For our wedding, the wife – a Thai of Chinese heritage – wore a peach-colored dress. She had it made out of material she’d bought here.

Mine was red with black trim. It was (is) just plain cotton and cost about $60. We got married on a Friday afternoon at the courthouse. So we didn’t need the whole froufrou deal.

I wore it to my friend’s wedding exactly one year later.

And I finally got back into it last year after (gaining and then) losing 75 pounds. :slight_smile:

My mom wore a short, sparkly dark pink dress at her wedding. ( I was born seven months later!)

Mine was very pale silver. :slight_smile:

Mine was red with gold embroidery. White would have blended into the scenery too much :slight_smile:

Love it!

That’s just the color I came to post about. At the last wedding I attended the bride wore a dress that was that color combined with ivory. It was stunning, and absolutely perfect for her coloring. so much better than the same dress in white would have been on her.
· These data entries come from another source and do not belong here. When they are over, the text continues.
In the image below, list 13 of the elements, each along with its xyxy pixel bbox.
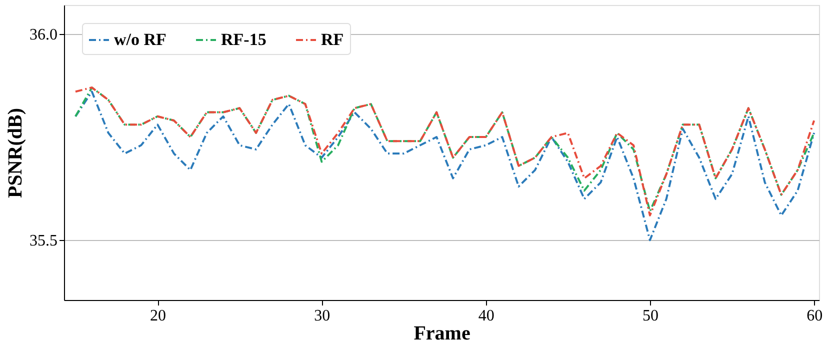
- y-tick-label: 36.0: [30, 26, 58, 44]
- x-tick-label: 40: [478, 308, 494, 324]
- legend-label: w/o RF: [114, 30, 166, 49]
- line-series: [74, 90, 816, 242]
- x-tick-label: 20: [150, 308, 166, 324]
- legend-label: RF-15: [221, 30, 266, 49]
- x-axis-title: Frame: [414, 322, 470, 344]
- y-tick-label: 35.5: [30, 232, 58, 250]
- legend-label: RF: [321, 30, 344, 49]
- x-tick-label: 60: [806, 308, 823, 324]
- x-tick-label: 30: [314, 308, 330, 324]
- x-tick-label: 50: [642, 308, 658, 324]
- y-axis-title: PSNR(dB): [4, 108, 26, 198]
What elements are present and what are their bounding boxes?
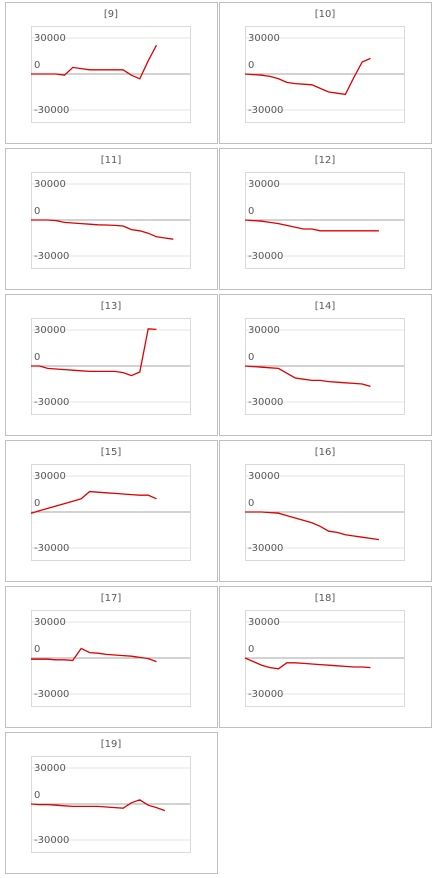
y-tick-label: 0 [34, 644, 40, 655]
y-tick-label: 0 [248, 498, 254, 509]
y-tick-label: -30000 [34, 397, 69, 408]
y-tick-label: 30000 [34, 763, 66, 774]
y-tick-label: 0 [34, 60, 40, 71]
y-tick-label: 0 [248, 60, 254, 71]
y-tick-label: 0 [34, 206, 40, 217]
data-line [245, 511, 379, 541]
y-tick-label: 0 [34, 352, 40, 363]
y-tick-label: -30000 [248, 105, 283, 116]
y-tick-label: 30000 [34, 179, 66, 190]
y-tick-label: 30000 [248, 33, 280, 44]
data-line [30, 490, 157, 514]
y-tick-label: -30000 [34, 689, 69, 700]
chart-title: [19] [101, 739, 122, 750]
y-tick-label: -30000 [248, 251, 283, 262]
y-tick-label: 0 [248, 644, 254, 655]
y-tick-label: 30000 [248, 471, 280, 482]
data-line [244, 219, 379, 232]
y-tick-label: 30000 [248, 617, 280, 628]
chart-title: [11] [101, 155, 122, 166]
chart-title: [9] [104, 9, 118, 20]
y-tick-label: -30000 [34, 543, 69, 554]
y-tick-label: 0 [248, 206, 254, 217]
y-tick-label: -30000 [34, 105, 69, 116]
data-line [31, 647, 157, 663]
data-line [31, 219, 174, 240]
y-tick-label: 30000 [34, 617, 66, 628]
y-tick-label: 30000 [34, 471, 66, 482]
data-line [31, 328, 157, 377]
chart-title: [13] [101, 301, 122, 312]
y-tick-label: 0 [248, 352, 254, 363]
data-line [244, 657, 371, 670]
y-tick-label: -30000 [248, 689, 283, 700]
chart-title: [12] [315, 155, 336, 166]
y-tick-label: -30000 [248, 543, 283, 554]
chart-title: [10] [315, 9, 336, 20]
y-tick-label: -30000 [248, 397, 283, 408]
y-tick-label: -30000 [34, 835, 69, 846]
data-line [244, 365, 371, 388]
chart-title: [18] [315, 593, 336, 604]
data-line [31, 44, 158, 80]
y-tick-label: 30000 [34, 325, 66, 336]
y-tick-label: 30000 [248, 325, 280, 336]
y-tick-label: 30000 [34, 33, 66, 44]
y-tick-label: 30000 [248, 179, 280, 190]
y-tick-label: 0 [34, 790, 40, 801]
y-tick-label: 0 [34, 498, 40, 509]
chart-title: [17] [101, 593, 122, 604]
chart-title: [15] [101, 447, 122, 458]
chart-title: [16] [315, 447, 336, 458]
chart-title: [14] [315, 301, 336, 312]
data-line [30, 799, 166, 812]
data-line [244, 57, 371, 96]
y-tick-label: -30000 [34, 251, 69, 262]
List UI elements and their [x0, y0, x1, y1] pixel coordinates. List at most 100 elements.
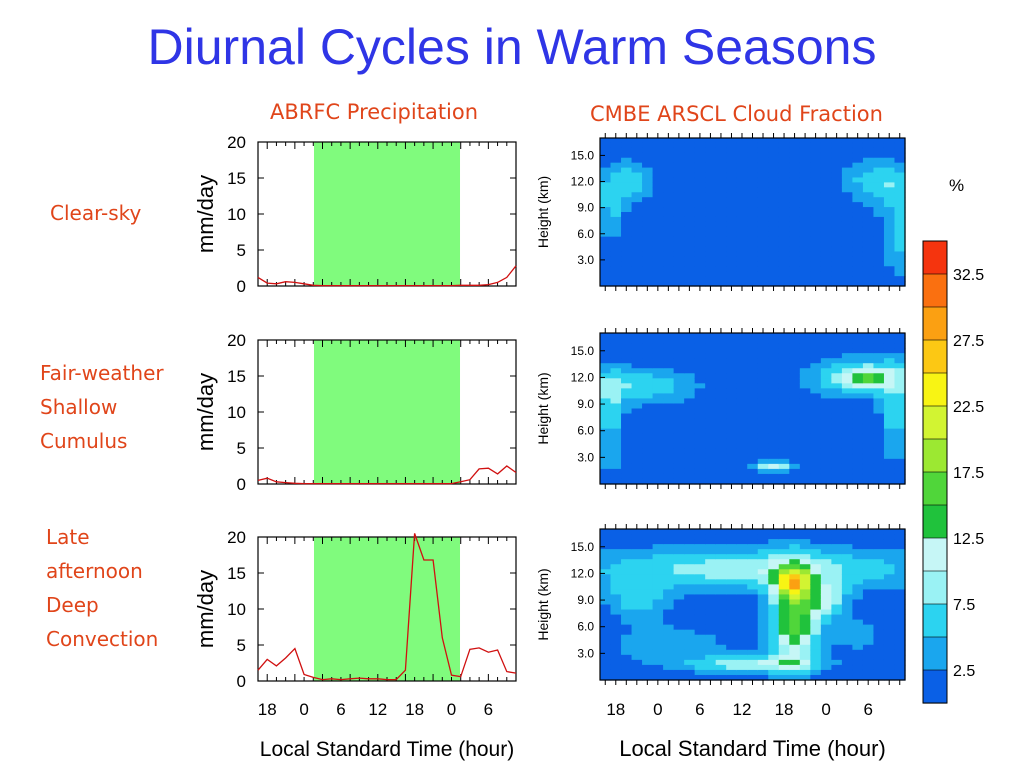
heatmap-cell [894, 453, 906, 460]
heatmap-cell [768, 338, 780, 344]
heatmap-cell [852, 202, 864, 208]
heatmap-cell [631, 226, 643, 233]
heatmap-cell [799, 564, 811, 570]
heatmap-cell [841, 378, 854, 384]
heatmap-cell [684, 664, 696, 671]
heatmap-cell [663, 348, 675, 354]
heatmap-cell [726, 614, 738, 621]
heatmap-cell [757, 664, 769, 671]
heatmap-cell [852, 197, 864, 203]
heatmap-cell [747, 368, 759, 374]
heatmap-cell [852, 574, 864, 580]
heatmap-cell [600, 468, 612, 475]
heatmap-cell [768, 142, 780, 149]
heatmap-cell [799, 534, 811, 540]
heatmap-cell [747, 226, 759, 233]
heatmap-cell [894, 138, 906, 144]
heatmap-cell [642, 368, 654, 374]
heatmap-cell [747, 348, 759, 354]
heatmap-cell [663, 634, 675, 641]
heatmap-cell [684, 398, 696, 405]
heatmap-cell [820, 202, 832, 208]
heatmap-cell [705, 348, 717, 354]
heatmap-cell [862, 276, 875, 282]
heatmap-cell [747, 654, 759, 661]
heatmap-cell [673, 388, 685, 394]
heatmap-cell [736, 246, 748, 253]
heatmap-cell [873, 363, 885, 369]
heatmap-cell [726, 674, 738, 681]
heatmap-cell [736, 152, 748, 159]
heatmap-cell [883, 338, 896, 344]
y-tick-label: 12.0 [571, 566, 595, 580]
heatmap-cell [862, 187, 875, 193]
heatmap-cell [810, 604, 822, 611]
heatmap-cell [789, 609, 801, 616]
heatmap-cell [631, 463, 643, 470]
heatmap-cell [621, 463, 633, 470]
heatmap-cell [810, 236, 822, 243]
heatmap-cell [873, 216, 885, 223]
heatmap-cell [621, 157, 633, 164]
heatmap-cell [652, 438, 664, 445]
heatmap-cell [789, 167, 801, 174]
heatmap-cell [757, 468, 769, 475]
heatmap-cell [883, 453, 896, 460]
heatmap-cell [642, 383, 654, 389]
heatmap-cell [705, 393, 717, 400]
heatmap-cell [831, 266, 843, 272]
heatmap-cell [663, 261, 675, 267]
heatmap-cell [684, 187, 696, 193]
heatmap-cell [684, 634, 696, 641]
heatmap-cell [757, 333, 769, 339]
heatmap-cell [768, 458, 780, 465]
heatmap-cell [684, 363, 696, 369]
heatmap-cell [852, 614, 864, 621]
heatmap-cell [831, 192, 843, 198]
heatmap-cell [789, 599, 801, 606]
heatmap-cell [684, 534, 696, 540]
heatmap-cell [799, 368, 811, 374]
heatmap-cell [705, 584, 717, 590]
heatmap-cell [862, 246, 875, 253]
heatmap-cell [610, 649, 622, 656]
heatmap-cell [757, 644, 769, 651]
heatmap-cell [883, 473, 896, 480]
heatmap-cell [684, 549, 696, 555]
heatmap-cell [820, 276, 832, 282]
heatmap-cell [852, 221, 864, 228]
heatmap-cell [883, 604, 896, 611]
heatmap-cell [841, 579, 854, 585]
x-tick-label: 6 [336, 700, 345, 719]
heatmap-cell [715, 408, 727, 415]
heatmap-cell [862, 182, 875, 188]
heatmap-cell [684, 281, 696, 287]
heatmap-cell [789, 413, 801, 420]
heatmap-cell [663, 187, 675, 193]
heatmap-cell [652, 403, 664, 410]
y-tick-label: 15 [227, 564, 246, 583]
heatmap-cell [820, 448, 832, 455]
heatmap-cell [778, 363, 790, 369]
heatmap-cell [820, 192, 832, 198]
heatmap-cell [610, 276, 622, 282]
heatmap-cell [820, 574, 832, 580]
y-tick-label: 15 [227, 367, 246, 386]
heatmap-cell [663, 231, 675, 238]
heatmap-cell [705, 256, 717, 262]
heatmap-cell [789, 338, 801, 344]
heatmap-cell [894, 659, 906, 666]
heatmap-cell [862, 373, 875, 379]
heatmap-cell [747, 142, 759, 149]
heatmap-cell [600, 438, 612, 445]
heatmap-cell [642, 554, 654, 560]
heatmap-cell [652, 157, 664, 164]
heatmap-cell [789, 554, 801, 560]
heatmap-cell [768, 212, 780, 218]
heatmap-cell [652, 177, 664, 183]
heatmap-cell [852, 539, 864, 545]
heatmap-cell [663, 579, 675, 585]
heatmap-cell [663, 539, 675, 545]
heatmap-cell [715, 363, 727, 369]
heatmap-cell [862, 231, 875, 238]
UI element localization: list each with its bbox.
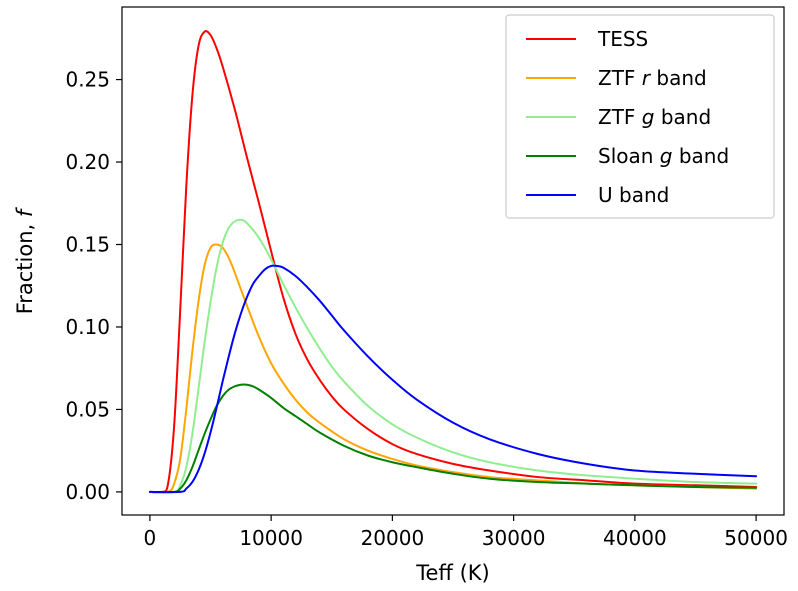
y-axis-title-text: Fraction, [13, 217, 37, 314]
x-tick-label: 30000 [482, 526, 546, 550]
y-tick-label: 0.10 [65, 315, 110, 339]
legend-label-part: ZTF [598, 66, 642, 90]
y-tick-label: 0.20 [65, 150, 110, 174]
legend-label-part: U band [598, 183, 669, 207]
x-tick-label: 20000 [361, 526, 425, 550]
plot-frame [121, 6, 785, 516]
legend-label-ztf-g-band: ZTF g band [598, 105, 711, 129]
y-axis-title-symbol: f [13, 206, 37, 217]
series-line-sloan-g-band [148, 383, 758, 494]
legend-label-part: TESS [597, 27, 648, 51]
legend-label-part: r [642, 66, 652, 90]
y-tick-label: 0.25 [65, 68, 110, 92]
legend-label-part: band [654, 105, 711, 129]
y-axis: 0.00 0.05 0.10 0.15 0.20 0.25 [65, 68, 122, 504]
legend-label-part: g [660, 144, 673, 168]
series-line-tess [148, 30, 758, 494]
x-tick-label: 10000 [239, 526, 303, 550]
legend-box [505, 14, 775, 219]
x-tick-label: 50000 [724, 526, 788, 550]
y-tick-label: 0.15 [65, 233, 110, 257]
x-tick-label: 40000 [603, 526, 667, 550]
y-tick-label: 0.00 [65, 480, 110, 504]
x-tick-label: 0 [144, 526, 157, 550]
legend-label-part: ZTF [598, 105, 642, 129]
legend-label-part: band [650, 66, 707, 90]
legend-label-part: g [642, 105, 655, 129]
legend-label-u-band: U band [598, 183, 669, 207]
plot-lines [148, 30, 758, 494]
legend-label-ztf-r-band: ZTF r band [598, 66, 707, 90]
legend-label-part: Sloan [598, 144, 660, 168]
series-line-u-band [148, 264, 758, 494]
y-tick-label: 0.05 [65, 397, 110, 421]
x-axis: 0 10000 20000 30000 40000 50000 [144, 515, 788, 550]
x-axis-title: Teff (K) [415, 561, 489, 585]
legend-label-tess: TESS [597, 27, 648, 51]
series-line-ztf-r-band [148, 243, 758, 494]
y-axis-title: Fraction, f [13, 206, 37, 314]
legend-label-part: band [672, 144, 729, 168]
series-line-ztf-g-band [148, 218, 758, 494]
legend-label-sloan-g-band: Sloan g band [598, 144, 729, 168]
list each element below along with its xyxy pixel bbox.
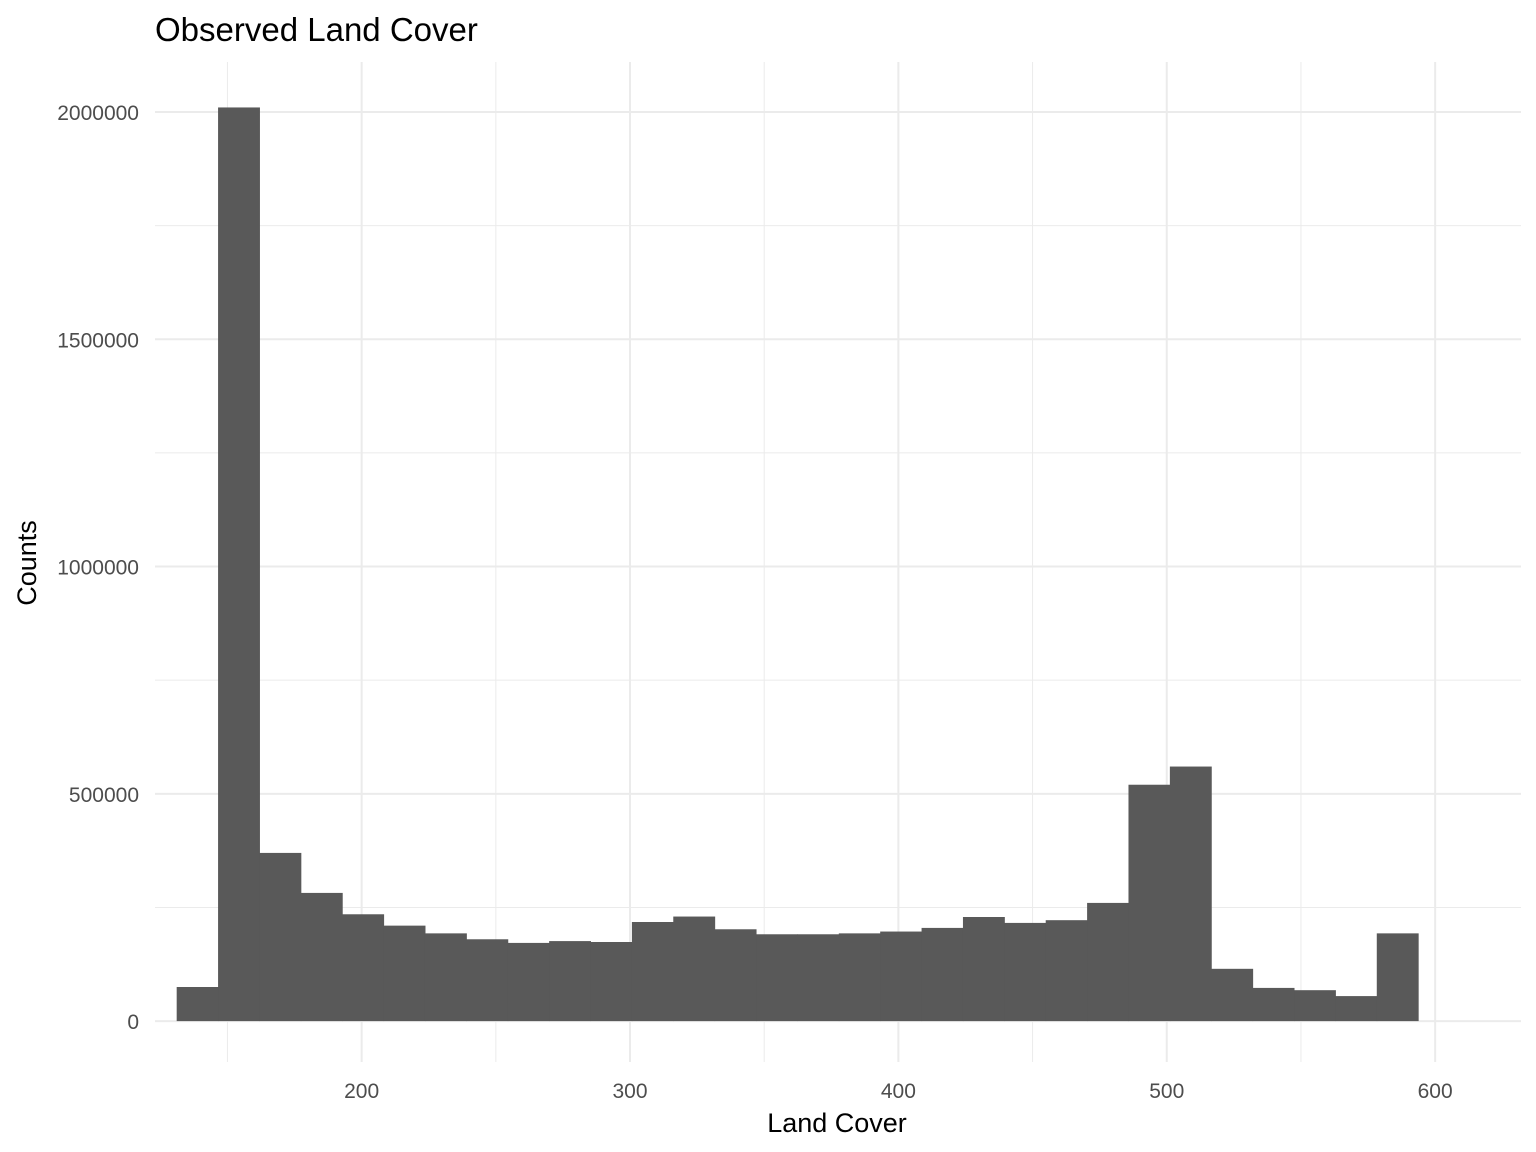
- y-axis-title: Counts: [12, 520, 42, 606]
- x-tick-label: 300: [612, 1080, 647, 1103]
- histogram-bars: [176, 107, 1419, 1022]
- y-tick-label: 2000000: [57, 102, 139, 125]
- x-tick-label: 500: [1149, 1080, 1184, 1103]
- histogram-bar: [962, 917, 1005, 1022]
- histogram-bar: [797, 934, 840, 1022]
- histogram-bar: [1252, 987, 1295, 1022]
- x-tick-label: 200: [344, 1080, 379, 1103]
- x-tick-label: 600: [1418, 1080, 1453, 1103]
- histogram-bar: [259, 852, 302, 1022]
- histogram-bar: [756, 934, 798, 1022]
- histogram-bar: [300, 892, 343, 1022]
- histogram-bar: [714, 929, 757, 1022]
- histogram-bar: [673, 916, 716, 1022]
- histogram-bar: [1335, 996, 1378, 1022]
- histogram-bar: [549, 941, 592, 1022]
- histogram-bar: [838, 933, 881, 1022]
- histogram-bar: [218, 107, 260, 1022]
- histogram-bar: [1376, 933, 1419, 1022]
- histogram-bar: [1211, 968, 1254, 1022]
- histogram-bar: [342, 914, 385, 1022]
- y-tick-label: 500000: [69, 784, 139, 807]
- y-tick-label: 1500000: [57, 329, 139, 352]
- histogram-bar: [880, 931, 923, 1022]
- histogram-bar: [590, 942, 633, 1022]
- histogram-bar: [1169, 766, 1212, 1022]
- y-tick-label: 0: [127, 1011, 139, 1034]
- histogram-bar: [507, 942, 550, 1022]
- histogram-bar: [921, 927, 964, 1022]
- x-tick-label: 400: [881, 1080, 916, 1103]
- histogram-bar: [1087, 902, 1129, 1022]
- grid-lines: [155, 62, 1521, 1062]
- x-axis-title: Land Cover: [767, 1108, 907, 1138]
- histogram-bar: [1004, 922, 1047, 1022]
- y-tick-label: 1000000: [57, 557, 139, 580]
- tick-labels: 200 300 400 500 600 0 500000 1000000 1500000 2000…: [57, 102, 1452, 1103]
- histogram-bar: [466, 939, 509, 1022]
- histogram-bar: [1045, 920, 1088, 1022]
- histogram-bar: [631, 922, 674, 1022]
- histogram-bar: [383, 925, 426, 1022]
- histogram-bar: [424, 933, 467, 1022]
- histogram-bar: [176, 987, 219, 1022]
- chart-title: Observed Land Cover: [155, 11, 478, 48]
- histogram-bar: [1128, 784, 1171, 1022]
- histogram-bar: [1294, 990, 1336, 1022]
For my second wedding I wore robin’s egg blue. My (pregnant at the time) mom was married in pale blue. My sister wore a beautiful dress with pale gold embroidery all but covering an ivory ground. In most lights it looked more gold than ivory.

I thought that the white wedding dress was a relatively recent trend (well, past 200 years), and that it became popular because Queen Victoria was married in one.

It is. Before her (Western) brides married in every colour except black (though black was popular in Scandanavia). Blue was quite popular because of it’s association with the Virgin Mary. Most brides didn’t even wear a new dress, just the nicest one they already owned.

My daughter’s dress was a pale silver-grey.

I think I’d just wear the nicest dress I already own. And not even the most formal one, if I don’t consider it the nicest. A wedding is about two things: the person you marry, and you. So I’d pick the dress that looked best on me or that my wife-to-be liked best, as opposed to what’s most normal. Put me up a tax bracket, and I might go for a custom-made purple, green or orange wedding dress. It would have to be hella fancy though.

Mine was a two-piece with a gold skirt and ivory corset top with gold banding.